Version: 0.4.6, installed via Conda Test files are unfortunately too big to attach. The error is with the characters in the sequence name, not allowed by the regex (in the example above, a ,)

maxibor avatar Jun 29 '20 12:06 maxibor

I did a small test file, and changing the ValidationStringency to 'SILENT' does not solve the problem, unfortunately. I will try to solve this until the next release.

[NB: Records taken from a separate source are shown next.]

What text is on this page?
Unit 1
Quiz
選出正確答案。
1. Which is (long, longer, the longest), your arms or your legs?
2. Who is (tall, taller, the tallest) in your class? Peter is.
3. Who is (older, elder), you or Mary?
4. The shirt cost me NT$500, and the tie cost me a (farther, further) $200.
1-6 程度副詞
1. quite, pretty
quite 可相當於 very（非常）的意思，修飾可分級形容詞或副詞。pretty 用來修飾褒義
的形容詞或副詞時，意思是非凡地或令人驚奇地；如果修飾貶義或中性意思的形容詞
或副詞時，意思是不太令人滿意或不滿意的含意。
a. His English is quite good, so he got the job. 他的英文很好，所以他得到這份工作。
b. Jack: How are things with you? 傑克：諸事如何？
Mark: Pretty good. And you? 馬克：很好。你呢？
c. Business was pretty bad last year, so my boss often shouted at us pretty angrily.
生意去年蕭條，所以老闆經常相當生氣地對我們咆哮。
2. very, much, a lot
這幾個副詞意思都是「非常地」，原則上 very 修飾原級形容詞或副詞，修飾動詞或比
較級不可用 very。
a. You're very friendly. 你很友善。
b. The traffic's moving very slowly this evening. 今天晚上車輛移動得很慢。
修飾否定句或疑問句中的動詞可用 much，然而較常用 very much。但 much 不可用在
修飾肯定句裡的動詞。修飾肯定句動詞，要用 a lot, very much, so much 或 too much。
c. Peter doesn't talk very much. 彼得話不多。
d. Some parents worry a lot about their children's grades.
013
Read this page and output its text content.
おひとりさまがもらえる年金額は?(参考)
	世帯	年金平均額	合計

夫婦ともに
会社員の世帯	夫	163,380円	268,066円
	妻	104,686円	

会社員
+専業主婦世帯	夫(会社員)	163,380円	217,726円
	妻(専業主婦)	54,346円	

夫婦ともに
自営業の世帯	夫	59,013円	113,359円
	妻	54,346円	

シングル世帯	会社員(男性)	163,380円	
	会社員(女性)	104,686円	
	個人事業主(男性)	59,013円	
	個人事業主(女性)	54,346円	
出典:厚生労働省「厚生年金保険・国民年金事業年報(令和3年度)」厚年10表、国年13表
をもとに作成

JudithNeukamm avatar Jun 29 '20 15:06 JudithNeukamm

To be honest, thats also a quite invalid FastA header 🙄 157592__A0A150IGK6__fliD,flbC,flaV 🤦

apeltzer avatar Jun 29 '20 15:06 apeltzer

Agree, Metaphlan uses funny reference names. Though, for example, this is valid: 157592__A0A150IGK6__fliD;flbC;flaV

maxibor avatar Jul 06 '20 10:07 maxibor

Unfortunately, I couldn't solve this problem. It's not influenced by the ValidationStringency parameter, and there doesn't seem to be an option to set a user-defined regex pattern. It might be an option to contact the developer of metaphlan to make them aware of this issue? Or to fix the file before running DaamageProfiler. If you find any solution to solve this within the code, I'll happy to include it.

JudithNeukamm avatar Aug 05 '20 10:08 JudithNeukamm